A dispute over the Durra gas field in the Gulf is affecting improved relations between Saudi Arabia and Iran, and it also complicates the gas development plans of both countries as well as Kuwait.
Durra — known as Arash in Iran — is located in the northwest part of the Gulf off the coast of Kuwait. Saudi Arabia and Kuwait consider the field to be located in their neutral zone, but Iran claims a northern part of the field. The dispute dates back to the 1960s and has delayed the field’s development.
The issue has escalated recently. Saudi Arabia and Kuwait signed an agreement last year to finally develop Durra. Iran called the deal “illegal” in response. In late June, the National Iranian Oil Company said that it is preparing to start drilling in Durra. On Monday, Kuwait said that it “rejects” these plans. On Tuesday, Saudi Arabia reiterated its rights to the field along with Kuwait’s and called on Iran to negotiate, according to state media.
The dispute comes on the backdrop of Saudi Arabia and Iran agreeing to resume diplomatic relations in March in a deal brokered by China. The two rivals cut ties in 2016.
Kristian Coates Ulrichsen, a fellow at the Baker Institute at Rice University, said that the dispute is a “test” for the improved Saudi-Iran relationship.
“It was always going to be the case that specific flashpoints such as this would put to the test the recent moves to reconcile and restore diplomatic relationships,” Ulrichsen told Al-Monitor. “How this is resolved will be an early indicator of the depth and durability of the rapprochement between Iran and its Gulf neighbors.”
Saudi Arabia and Iran have made progress toward improving bilateral relations. Iran reopened its embassy in Riyadh last month. In May, Saudi Arabia agreed to restore relations with Syria — a key Iranian ally in the region. The kingdom has also held talks with the Iran-backed Houthi rebels in Yemen this year, though the war has yet to formally end.

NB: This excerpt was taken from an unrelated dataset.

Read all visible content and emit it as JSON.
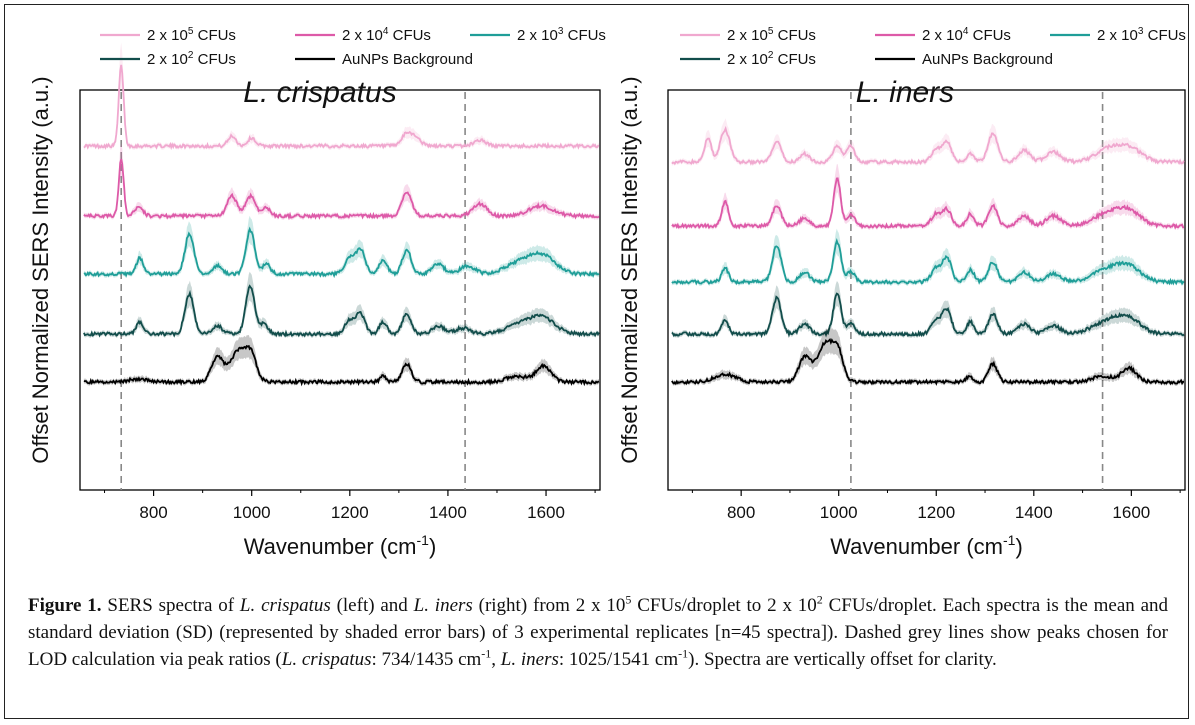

The Durra issue demonstrates that significant issues remain between Iran and Saudi Arabia, according to Ulrichsen.
“The dispute is a reminder that specific points of difference remain live issues,” he said. “It remains to be seen how and to what degree the fact that there are now direct relations between Teheran and Riyadh may lead to tangible progress being made on these individual cases, which have defied resolution in the past.”

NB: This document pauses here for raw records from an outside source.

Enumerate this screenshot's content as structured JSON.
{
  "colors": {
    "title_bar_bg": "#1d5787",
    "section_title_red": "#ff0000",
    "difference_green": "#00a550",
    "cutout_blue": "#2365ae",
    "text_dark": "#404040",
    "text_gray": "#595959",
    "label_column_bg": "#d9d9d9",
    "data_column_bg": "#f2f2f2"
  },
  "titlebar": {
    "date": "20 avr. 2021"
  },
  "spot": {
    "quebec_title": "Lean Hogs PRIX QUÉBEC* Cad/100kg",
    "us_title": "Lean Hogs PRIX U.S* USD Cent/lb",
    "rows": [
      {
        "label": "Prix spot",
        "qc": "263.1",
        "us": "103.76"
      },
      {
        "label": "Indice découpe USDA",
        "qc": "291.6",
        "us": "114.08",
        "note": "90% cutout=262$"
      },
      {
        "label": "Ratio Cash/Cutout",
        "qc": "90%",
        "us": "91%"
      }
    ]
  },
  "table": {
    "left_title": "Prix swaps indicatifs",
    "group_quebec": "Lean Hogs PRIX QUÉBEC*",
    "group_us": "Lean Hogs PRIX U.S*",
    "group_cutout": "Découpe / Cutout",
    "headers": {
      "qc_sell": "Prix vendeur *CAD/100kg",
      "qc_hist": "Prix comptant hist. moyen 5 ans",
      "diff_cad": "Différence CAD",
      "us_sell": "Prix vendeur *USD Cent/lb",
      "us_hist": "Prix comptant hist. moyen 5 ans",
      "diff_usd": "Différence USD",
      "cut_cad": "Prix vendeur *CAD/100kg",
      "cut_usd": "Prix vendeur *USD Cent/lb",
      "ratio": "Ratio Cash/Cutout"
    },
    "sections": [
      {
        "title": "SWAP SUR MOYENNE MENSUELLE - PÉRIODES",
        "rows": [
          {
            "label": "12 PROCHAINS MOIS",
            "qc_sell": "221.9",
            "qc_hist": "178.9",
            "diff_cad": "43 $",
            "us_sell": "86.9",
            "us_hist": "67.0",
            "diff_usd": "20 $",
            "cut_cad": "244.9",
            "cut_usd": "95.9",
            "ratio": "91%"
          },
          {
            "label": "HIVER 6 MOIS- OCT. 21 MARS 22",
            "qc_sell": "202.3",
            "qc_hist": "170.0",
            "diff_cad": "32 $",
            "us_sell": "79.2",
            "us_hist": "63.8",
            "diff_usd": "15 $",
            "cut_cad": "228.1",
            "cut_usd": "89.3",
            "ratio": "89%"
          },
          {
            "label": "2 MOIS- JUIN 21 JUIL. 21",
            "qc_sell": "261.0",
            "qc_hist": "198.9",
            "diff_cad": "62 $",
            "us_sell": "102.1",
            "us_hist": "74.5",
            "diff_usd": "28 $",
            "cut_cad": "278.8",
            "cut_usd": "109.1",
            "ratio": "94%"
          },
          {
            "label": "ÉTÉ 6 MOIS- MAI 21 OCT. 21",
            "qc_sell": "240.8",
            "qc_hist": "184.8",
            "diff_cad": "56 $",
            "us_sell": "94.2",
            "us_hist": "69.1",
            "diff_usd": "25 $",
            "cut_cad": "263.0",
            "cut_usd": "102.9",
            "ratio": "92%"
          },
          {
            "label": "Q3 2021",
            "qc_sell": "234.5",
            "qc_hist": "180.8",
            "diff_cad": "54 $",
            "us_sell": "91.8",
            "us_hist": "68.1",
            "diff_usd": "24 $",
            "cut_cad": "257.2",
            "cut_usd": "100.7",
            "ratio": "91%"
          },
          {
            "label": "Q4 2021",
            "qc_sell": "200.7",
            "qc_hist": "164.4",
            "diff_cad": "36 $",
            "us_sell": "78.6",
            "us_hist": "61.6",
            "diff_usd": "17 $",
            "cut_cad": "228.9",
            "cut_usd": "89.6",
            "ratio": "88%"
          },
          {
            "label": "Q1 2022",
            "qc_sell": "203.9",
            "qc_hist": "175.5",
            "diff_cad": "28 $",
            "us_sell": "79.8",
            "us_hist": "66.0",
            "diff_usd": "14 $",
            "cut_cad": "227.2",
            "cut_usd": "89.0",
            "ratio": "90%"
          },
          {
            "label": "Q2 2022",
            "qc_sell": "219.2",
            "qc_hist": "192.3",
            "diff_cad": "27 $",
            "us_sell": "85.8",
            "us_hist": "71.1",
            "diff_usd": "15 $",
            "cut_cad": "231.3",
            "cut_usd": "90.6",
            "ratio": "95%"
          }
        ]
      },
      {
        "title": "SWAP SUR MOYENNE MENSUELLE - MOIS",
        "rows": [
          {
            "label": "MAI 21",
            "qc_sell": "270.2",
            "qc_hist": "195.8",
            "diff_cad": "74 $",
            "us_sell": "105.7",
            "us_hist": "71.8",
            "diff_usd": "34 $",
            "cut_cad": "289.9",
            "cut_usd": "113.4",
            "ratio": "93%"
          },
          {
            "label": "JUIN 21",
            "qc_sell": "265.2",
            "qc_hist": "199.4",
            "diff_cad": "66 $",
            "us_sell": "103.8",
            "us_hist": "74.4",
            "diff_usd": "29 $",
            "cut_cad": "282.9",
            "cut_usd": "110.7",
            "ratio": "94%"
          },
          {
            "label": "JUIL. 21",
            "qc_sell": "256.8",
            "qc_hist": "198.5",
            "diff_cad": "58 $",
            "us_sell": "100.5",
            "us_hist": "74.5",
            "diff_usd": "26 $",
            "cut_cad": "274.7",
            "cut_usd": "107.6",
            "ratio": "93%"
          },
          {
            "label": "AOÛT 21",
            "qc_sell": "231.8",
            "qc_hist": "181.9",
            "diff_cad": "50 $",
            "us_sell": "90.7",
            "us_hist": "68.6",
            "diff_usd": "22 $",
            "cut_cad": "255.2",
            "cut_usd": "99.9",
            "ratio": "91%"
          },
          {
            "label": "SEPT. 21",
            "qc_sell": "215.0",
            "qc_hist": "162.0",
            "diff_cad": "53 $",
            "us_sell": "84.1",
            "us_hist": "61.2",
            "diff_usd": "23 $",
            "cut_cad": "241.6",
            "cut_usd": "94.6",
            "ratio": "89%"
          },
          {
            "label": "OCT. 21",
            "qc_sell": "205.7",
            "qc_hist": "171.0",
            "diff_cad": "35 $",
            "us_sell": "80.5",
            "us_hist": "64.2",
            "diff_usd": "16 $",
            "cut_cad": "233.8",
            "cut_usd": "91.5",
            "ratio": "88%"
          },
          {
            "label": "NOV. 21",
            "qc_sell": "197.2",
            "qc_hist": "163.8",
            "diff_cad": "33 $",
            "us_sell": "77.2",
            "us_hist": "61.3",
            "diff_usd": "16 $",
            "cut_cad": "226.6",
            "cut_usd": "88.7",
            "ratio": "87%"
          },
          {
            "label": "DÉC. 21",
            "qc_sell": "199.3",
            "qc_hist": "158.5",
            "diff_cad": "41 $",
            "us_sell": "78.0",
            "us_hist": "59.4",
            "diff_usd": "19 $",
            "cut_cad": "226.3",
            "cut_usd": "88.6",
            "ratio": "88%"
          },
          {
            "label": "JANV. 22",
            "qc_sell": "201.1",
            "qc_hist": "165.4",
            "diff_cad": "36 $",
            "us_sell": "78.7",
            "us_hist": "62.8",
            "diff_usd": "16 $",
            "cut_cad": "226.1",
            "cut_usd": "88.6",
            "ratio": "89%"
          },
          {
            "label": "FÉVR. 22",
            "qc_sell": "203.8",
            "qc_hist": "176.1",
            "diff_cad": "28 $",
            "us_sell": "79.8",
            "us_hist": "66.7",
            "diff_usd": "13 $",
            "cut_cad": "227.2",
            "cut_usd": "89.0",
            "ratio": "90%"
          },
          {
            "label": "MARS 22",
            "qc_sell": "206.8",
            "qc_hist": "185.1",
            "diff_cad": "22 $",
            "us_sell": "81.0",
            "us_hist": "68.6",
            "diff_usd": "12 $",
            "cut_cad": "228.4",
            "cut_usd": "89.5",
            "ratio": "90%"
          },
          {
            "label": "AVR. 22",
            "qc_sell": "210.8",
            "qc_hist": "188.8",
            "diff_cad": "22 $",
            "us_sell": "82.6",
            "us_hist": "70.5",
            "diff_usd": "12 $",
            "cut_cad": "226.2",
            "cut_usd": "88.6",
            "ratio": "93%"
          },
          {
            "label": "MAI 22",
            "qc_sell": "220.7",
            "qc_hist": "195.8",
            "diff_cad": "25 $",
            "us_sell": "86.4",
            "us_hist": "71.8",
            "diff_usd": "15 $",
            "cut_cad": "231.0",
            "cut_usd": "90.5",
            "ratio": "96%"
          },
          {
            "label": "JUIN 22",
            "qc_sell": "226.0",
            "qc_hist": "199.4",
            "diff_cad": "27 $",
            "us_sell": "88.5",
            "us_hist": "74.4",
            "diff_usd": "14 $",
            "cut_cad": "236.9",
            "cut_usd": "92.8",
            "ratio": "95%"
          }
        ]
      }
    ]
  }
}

Kristin Smith Diwan, senior resident scholar at the Arab Gulf States Institute in Washington, said that the Dorra dispute could enable the Gulf to show how improvement in regional relations can be beneficial.
“While tricky, it may prove an opportunity to demonstrate how improved communications among the Gulf neighbors can yield mutual benefits,” Diwan told Al-Monitor.
Though known for their oil, natural gas is also important to the three countries. Saudi Arabia and Iran both have large natural gas reserves. Saudi Aramco announced a major gas discovery last November, and the kingdom is seeking to develop the industry.
The Islamic Republic is struggling to take advantage of its gas reserves. Iranian homes experienced heat disruptions this past winter, forcing authorities to apologize, Al-Monitor’s correspondent in Tehran reported in January.
Kuwait, on the other hand, has relatively fewer natural gas reserves and relies on imports. In 2021, Kuwait opened its first permanent facility for importing liquified natural gas. The move was part of an effort to rely less on crude oil, Bloomberg reported at the time.
“Officials in Saudi Arabia and Kuwait are seeking to develop gas reserves to take the strain off oil for power generation while Iran is having to play catch-up in developing and monetizing its own huge gas reservoirs as a result of years of sanctions and isolation,” said Ulrichsen.
Bloomberg reported in 2021 that gas demand was set to rise in Kuwait. Diwan said that gas production is especially important for Kuwait due to this reality.
“Production is most critical for Kuwait given its pressing domestic gas needs,” she said.
Diwan added that most of the gas in the Durra field would be used domestically in the three countries, thus having a “minimal” impact on global gas markets.